The Public Theater defends ‘Julius Caesar’ backlash with fire statement about the role of theater
It’s been a rough day for artistic expression.
After The Public Theater — the New York City not-for-profit arts organization responsible for producing Shakespeare in the Park — chose to dress its Julius Caesar in a blonde wig and a large tie — similar to America’s very own president — conservative Trump fans took great offense (catch up on the controversy here).
In lieu of the unconventional Julius Caesar portrayal, on Monday morning, reports surfaced that Delta and Bank of America were pulling their funding for the theater, and since then, the National Endowment of the Arts (NEA) has also distanced itself.
Despite the backlash from many including Donald Trump Jr., The Public Theater released a statement defending its production.
In the statement provided to Mashable, the Public Theater explained that it stands “completely behind” the production.
“We stand completely behind our production of Julius Caesar.

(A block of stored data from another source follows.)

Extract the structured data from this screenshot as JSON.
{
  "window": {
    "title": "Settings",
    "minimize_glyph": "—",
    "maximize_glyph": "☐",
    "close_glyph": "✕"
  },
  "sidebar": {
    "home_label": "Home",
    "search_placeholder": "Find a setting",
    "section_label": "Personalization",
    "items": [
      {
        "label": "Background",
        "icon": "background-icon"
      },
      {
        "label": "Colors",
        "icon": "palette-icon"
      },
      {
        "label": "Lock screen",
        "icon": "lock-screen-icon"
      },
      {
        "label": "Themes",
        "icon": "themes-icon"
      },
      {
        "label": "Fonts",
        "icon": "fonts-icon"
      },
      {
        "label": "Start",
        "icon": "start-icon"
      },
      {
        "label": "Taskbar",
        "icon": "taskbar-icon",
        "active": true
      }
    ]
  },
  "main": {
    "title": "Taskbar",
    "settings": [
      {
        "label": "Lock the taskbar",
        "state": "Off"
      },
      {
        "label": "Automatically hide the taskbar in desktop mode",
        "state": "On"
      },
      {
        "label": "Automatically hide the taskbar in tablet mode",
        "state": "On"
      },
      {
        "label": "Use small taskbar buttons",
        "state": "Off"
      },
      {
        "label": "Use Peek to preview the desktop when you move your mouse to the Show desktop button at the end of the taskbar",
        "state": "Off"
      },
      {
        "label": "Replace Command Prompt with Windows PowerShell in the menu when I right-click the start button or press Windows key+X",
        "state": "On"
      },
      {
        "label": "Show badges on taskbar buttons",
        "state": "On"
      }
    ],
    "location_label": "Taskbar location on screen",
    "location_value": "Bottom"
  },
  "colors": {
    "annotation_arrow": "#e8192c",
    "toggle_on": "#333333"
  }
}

We recognize that our interpretation of the play has provoked heated discussion; audiences, sponsors and supporters have expressed varying viewpoints and opinions. Such discussion is exactly the goal of our civically-engaged theater; this discourse is the basis of a healthy democracy. Our production of Julius Caesar in no way advocates violence towards anyone. Shakespeare’s play, and our production, make the opposite point: those who attempt to defend democracy by undemocratic means pay a terrible price and destroy the very thing they are fighting to save. For over 400 years, Shakespeare’s play has told this story and we are proud to be telling it again in Central Park.”
On Monday afternoon, the Public Theater’s official Twitter account also tweeted a statement of gratitude for those standing by the production and offering support.

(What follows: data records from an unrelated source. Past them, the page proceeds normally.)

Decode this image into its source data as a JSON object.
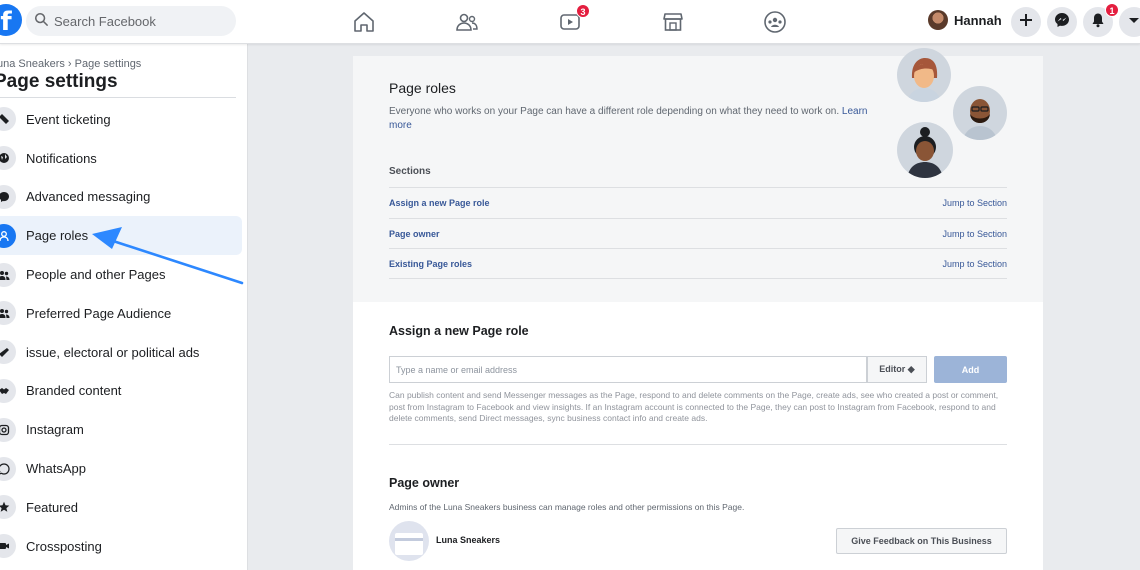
{
  "topbar": {
    "search_placeholder": "Search Facebook",
    "watch_badge": "3",
    "profile_name": "Hannah",
    "notifications_badge": "1"
  },
  "sidebar": {
    "breadcrumb": "una Sneakers › Page settings",
    "title": "Page settings",
    "items": [
      {
        "label": "Event ticketing",
        "icon": "ticket-icon"
      },
      {
        "label": "Notifications",
        "icon": "globe-icon"
      },
      {
        "label": "Advanced messaging",
        "icon": "messenger-icon"
      },
      {
        "label": "Page roles",
        "icon": "person-icon",
        "active": true
      },
      {
        "label": "People and other Pages",
        "icon": "people-icon"
      },
      {
        "label": "Preferred Page Audience",
        "icon": "people-icon"
      },
      {
        "label": "issue, electoral or political ads",
        "icon": "megaphone-icon"
      },
      {
        "label": "Branded content",
        "icon": "handshake-icon"
      },
      {
        "label": "Instagram",
        "icon": "instagram-icon"
      },
      {
        "label": "WhatsApp",
        "icon": "whatsapp-icon"
      },
      {
        "label": "Featured",
        "icon": "star-icon"
      },
      {
        "label": "Crossposting",
        "icon": "video-icon"
      }
    ]
  },
  "main": {
    "title": "Page roles",
    "description": "Everyone who works on your Page can have a different role depending on what they need to work on.",
    "learn_more": "Learn more",
    "sections_heading": "Sections",
    "sections": [
      {
        "name": "Assign a new Page role",
        "jump": "Jump to Section"
      },
      {
        "name": "Page owner",
        "jump": "Jump to Section"
      },
      {
        "name": "Existing Page roles",
        "jump": "Jump to Section"
      }
    ],
    "assign": {
      "heading": "Assign a new Page role",
      "input_placeholder": "Type a name or email address",
      "role_value": "Editor ◆",
      "add_label": "Add",
      "permissions": "Can publish content and send Messenger messages as the Page, respond to and delete comments on the Page, create ads, see who created a post or comment, post from Instagram to Facebook and view insights. If an Instagram account is connected to the Page, they can post to Instagram from Facebook, respond to and delete comments, send Direct messages, sync business contact info and create ads."
    },
    "owner": {
      "heading": "Page owner",
      "description": "Admins of the Luna Sneakers business can manage roles and other permissions on this Page.",
      "business_name": "Luna Sneakers",
      "feedback_label": "Give Feedback on This Business"
    }
  },
  "colors": {
    "accent": "#1877f2",
    "link": "#385898",
    "arrow": "#2d88ff",
    "badge": "#e41e3f"
  }
}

In the midst of the political backlash, the National Endowment for the Arts released a statement on its website likely to get ahead of internet outrage.

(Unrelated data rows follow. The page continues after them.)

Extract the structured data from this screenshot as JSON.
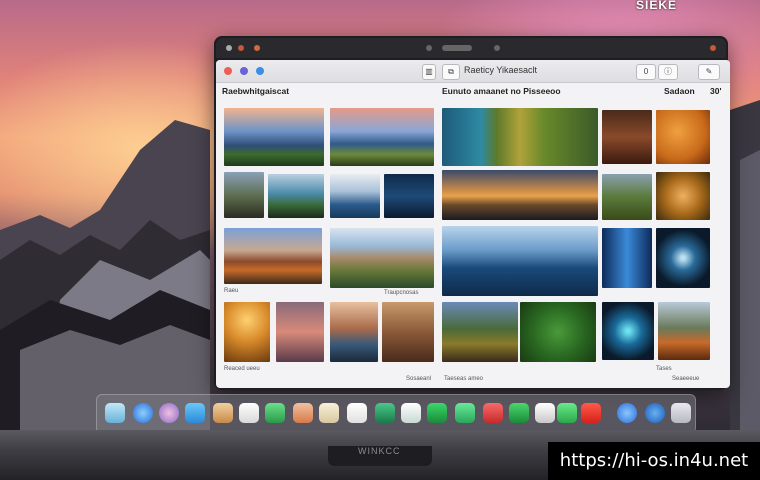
{
  "corner_text": "SIEKE",
  "window": {
    "title": "Raeticy Yikaesaclt",
    "toolbar_count": "0",
    "left_section_title": "Raebwhitgaiscat",
    "middle_section_title": "Eunuto amaanet no Pisseeoo",
    "right_section_title": "Sadaon",
    "right_section_count": "30'",
    "captions": {
      "left_row3": "Raeu",
      "mid_row3": "Traupcnosas",
      "left_row4": "Reaced ueeu",
      "mid_row4": "Sosaeanl",
      "center_row4": "Taeseas ameo",
      "right_row4a": "Tases",
      "right_row4b": "Seaeeeue"
    }
  },
  "icons": {
    "sidebar": "sidebar-icon",
    "share": "share-icon",
    "info": "info-icon",
    "edit": "edit-icon"
  },
  "laptop_label": "WINKCC",
  "watermark": "https://hi-os.in4u.net",
  "colors": {
    "accent_red": "#ee5e58",
    "accent_blue": "#3b8ee6",
    "window_bg": "#f3f3f5"
  }
}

“In the past, the New York Shakespeare Festival has received project-based NEA grants to support performances of Shakespeare in the Park by the Public Theater,” the NEA wrote.
“However, no NEA funds have been awarded to support this summer’s Shakespeare in the Park production of Julius Caesar and there are no NEA funds supporting the New York State Council on the Arts’ grant to Public Theater or its performances.”
Though the NEA announced no taxpayer dollars would go to support Shakespeare in the Park’s production, as Trump’s son would have wanted, there’s no denying that the president was once a fan of Julius Caesar.
Over the years he’s tweeted several quotes from the classic Shakespeare play. Hmm.
“Cowards die many times before their actual deaths.” —Caesar
— Donald J. Trump (@realDonaldTrump) July 18, 2012
Mashable reached out to The Public Theater for additional comment.